My two are barefoot, the main difference in them is when they have lots of vitamin and minerals. The MagOx you are feeding gives one thing he was obviously lacking but a firmly believe a broad spectrum bit and min supplement is better. I use grand vite and grand complete (grand meadows products) and the difference is huge.
You stated that on the d&h balancer he went overweight, maybe he doesn't need the highfibre nuts when on the balancer, if not maybe try a 'lite' balancer or try a powder. 1 scoop of high fibre nuts a day is not likely to provide all his necessary vits and minerals. Good luck.:)
 
Thanks for the replies, it's all v interesting :)

Had a long chat with the technical people from Simple Systems earlier today and I think I may go with their Total Eclipse supplement (contains linseed, seaweed and brewer's yeast) plus either one of their Lucerne products or just unmolassed beet.
 
Charnwood Milling are a cheaper option for those 3 supplements but the simple systems is probably a good way to try and see if it works for you before buying bigger amounts.

I bought a big bag of seaweed and then had our fields analysed. Turned out they were really high in Iodine so seaweed was a bad idea and had to give it away.

I feed Alfalfa (lucerne) pellets and copra.

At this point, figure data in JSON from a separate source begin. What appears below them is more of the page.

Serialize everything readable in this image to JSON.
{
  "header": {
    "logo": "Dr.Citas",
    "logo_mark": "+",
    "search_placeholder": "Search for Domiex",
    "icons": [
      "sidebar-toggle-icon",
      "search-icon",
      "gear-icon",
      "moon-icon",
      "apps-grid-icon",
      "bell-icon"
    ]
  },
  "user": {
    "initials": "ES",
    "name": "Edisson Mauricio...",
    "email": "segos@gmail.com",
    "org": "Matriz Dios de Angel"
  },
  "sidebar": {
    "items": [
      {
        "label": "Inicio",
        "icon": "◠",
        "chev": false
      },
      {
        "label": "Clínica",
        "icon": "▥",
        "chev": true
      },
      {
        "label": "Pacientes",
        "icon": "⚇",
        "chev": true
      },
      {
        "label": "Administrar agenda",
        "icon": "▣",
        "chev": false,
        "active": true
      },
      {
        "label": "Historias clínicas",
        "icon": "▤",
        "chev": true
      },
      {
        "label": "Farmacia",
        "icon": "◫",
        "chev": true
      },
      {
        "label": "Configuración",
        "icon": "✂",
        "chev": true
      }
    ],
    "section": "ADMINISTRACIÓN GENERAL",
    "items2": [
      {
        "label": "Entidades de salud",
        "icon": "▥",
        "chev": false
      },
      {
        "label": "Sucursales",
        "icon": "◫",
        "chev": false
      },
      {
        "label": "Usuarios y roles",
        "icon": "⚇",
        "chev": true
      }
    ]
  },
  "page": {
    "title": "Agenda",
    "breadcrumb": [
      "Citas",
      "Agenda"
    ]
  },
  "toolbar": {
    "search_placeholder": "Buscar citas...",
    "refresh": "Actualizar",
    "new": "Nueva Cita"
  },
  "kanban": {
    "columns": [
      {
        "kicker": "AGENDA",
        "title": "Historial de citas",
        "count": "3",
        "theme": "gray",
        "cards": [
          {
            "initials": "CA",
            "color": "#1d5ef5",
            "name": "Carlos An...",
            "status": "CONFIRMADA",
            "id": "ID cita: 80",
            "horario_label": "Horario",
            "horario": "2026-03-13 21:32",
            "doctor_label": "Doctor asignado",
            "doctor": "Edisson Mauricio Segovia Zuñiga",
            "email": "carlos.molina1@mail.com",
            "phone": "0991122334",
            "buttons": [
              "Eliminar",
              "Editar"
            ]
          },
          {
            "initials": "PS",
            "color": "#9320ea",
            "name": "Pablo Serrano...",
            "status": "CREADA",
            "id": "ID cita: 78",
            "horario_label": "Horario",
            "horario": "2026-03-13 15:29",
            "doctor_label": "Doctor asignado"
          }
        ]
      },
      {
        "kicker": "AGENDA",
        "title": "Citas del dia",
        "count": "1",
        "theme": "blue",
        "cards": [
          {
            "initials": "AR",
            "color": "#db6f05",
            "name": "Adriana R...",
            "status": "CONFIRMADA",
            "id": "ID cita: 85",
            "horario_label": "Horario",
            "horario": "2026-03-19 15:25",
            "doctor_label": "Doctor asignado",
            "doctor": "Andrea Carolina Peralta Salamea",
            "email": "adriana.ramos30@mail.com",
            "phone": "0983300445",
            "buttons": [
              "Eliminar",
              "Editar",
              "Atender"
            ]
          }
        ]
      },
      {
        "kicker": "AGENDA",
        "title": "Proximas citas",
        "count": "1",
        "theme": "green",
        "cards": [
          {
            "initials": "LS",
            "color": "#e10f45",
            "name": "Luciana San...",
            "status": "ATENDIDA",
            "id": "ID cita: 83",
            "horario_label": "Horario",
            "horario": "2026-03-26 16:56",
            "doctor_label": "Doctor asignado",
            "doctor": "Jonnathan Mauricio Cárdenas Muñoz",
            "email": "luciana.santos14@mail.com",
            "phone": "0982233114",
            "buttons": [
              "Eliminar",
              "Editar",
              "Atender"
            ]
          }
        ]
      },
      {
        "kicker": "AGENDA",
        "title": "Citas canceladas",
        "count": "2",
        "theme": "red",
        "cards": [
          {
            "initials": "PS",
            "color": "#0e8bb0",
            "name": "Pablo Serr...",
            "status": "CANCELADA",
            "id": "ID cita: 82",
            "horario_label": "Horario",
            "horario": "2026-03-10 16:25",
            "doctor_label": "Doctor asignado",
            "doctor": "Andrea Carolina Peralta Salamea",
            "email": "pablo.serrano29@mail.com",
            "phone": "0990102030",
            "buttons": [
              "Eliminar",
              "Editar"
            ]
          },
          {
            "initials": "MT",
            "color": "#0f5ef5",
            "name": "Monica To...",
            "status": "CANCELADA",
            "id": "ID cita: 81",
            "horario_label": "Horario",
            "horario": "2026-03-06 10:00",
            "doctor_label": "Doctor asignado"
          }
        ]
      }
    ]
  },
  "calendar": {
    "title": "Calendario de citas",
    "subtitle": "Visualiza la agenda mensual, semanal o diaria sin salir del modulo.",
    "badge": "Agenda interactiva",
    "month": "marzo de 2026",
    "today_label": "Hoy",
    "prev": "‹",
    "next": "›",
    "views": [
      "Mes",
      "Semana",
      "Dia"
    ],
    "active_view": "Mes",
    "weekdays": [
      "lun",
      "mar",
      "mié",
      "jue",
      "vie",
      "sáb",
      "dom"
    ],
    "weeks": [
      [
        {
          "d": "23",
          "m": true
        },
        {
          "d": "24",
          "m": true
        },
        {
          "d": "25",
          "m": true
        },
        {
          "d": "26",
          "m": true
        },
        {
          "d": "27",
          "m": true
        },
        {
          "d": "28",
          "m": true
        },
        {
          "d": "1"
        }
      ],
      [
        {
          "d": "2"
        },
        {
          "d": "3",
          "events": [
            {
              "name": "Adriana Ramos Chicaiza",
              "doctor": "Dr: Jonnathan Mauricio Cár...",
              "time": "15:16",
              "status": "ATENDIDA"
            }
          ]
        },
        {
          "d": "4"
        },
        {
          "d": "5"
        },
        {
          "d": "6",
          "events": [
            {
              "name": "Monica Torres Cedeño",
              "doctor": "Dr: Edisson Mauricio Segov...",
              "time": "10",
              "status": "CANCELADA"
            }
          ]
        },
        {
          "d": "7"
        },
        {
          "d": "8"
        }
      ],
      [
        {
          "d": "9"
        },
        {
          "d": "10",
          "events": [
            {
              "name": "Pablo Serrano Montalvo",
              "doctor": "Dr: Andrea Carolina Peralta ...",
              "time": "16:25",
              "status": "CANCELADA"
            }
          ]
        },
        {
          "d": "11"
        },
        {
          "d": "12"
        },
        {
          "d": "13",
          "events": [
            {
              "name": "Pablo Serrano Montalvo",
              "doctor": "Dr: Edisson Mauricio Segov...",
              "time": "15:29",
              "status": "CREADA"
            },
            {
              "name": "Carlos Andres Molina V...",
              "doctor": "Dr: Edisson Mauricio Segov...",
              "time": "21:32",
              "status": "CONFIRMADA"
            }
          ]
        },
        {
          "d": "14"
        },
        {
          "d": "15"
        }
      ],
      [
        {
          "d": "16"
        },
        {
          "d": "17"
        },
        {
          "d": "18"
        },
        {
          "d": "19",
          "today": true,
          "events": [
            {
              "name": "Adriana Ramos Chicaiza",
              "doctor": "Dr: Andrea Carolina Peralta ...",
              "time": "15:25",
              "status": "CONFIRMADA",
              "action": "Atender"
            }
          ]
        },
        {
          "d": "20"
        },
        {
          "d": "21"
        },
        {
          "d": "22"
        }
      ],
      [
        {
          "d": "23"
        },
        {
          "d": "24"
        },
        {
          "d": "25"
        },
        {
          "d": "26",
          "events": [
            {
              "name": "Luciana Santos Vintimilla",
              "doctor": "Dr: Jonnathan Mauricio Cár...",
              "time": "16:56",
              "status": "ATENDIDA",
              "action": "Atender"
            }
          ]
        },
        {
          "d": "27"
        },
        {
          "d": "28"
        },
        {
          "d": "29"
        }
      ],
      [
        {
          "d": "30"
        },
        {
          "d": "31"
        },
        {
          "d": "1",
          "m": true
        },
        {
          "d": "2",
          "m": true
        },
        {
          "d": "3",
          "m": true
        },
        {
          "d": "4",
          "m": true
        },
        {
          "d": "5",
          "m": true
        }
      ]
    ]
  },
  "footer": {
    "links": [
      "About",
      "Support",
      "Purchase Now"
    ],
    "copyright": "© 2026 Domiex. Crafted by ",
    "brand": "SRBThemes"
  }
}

Tend to avoid sugarbeet as he gets a bit hyper on it.
Then brewers yeast, linseed, magox, zinc, selenium and copper. But only because the fields are low in these and high in manganese which prevents absorbtion of copper and zinc. So a broad spectrum vit supplement which i fed before wasn't helping as it was increasing what he was already getting too much of.
Don't know if it's a coincidence but not only are his feet better but we also no longer have problems with thrush and mud fever.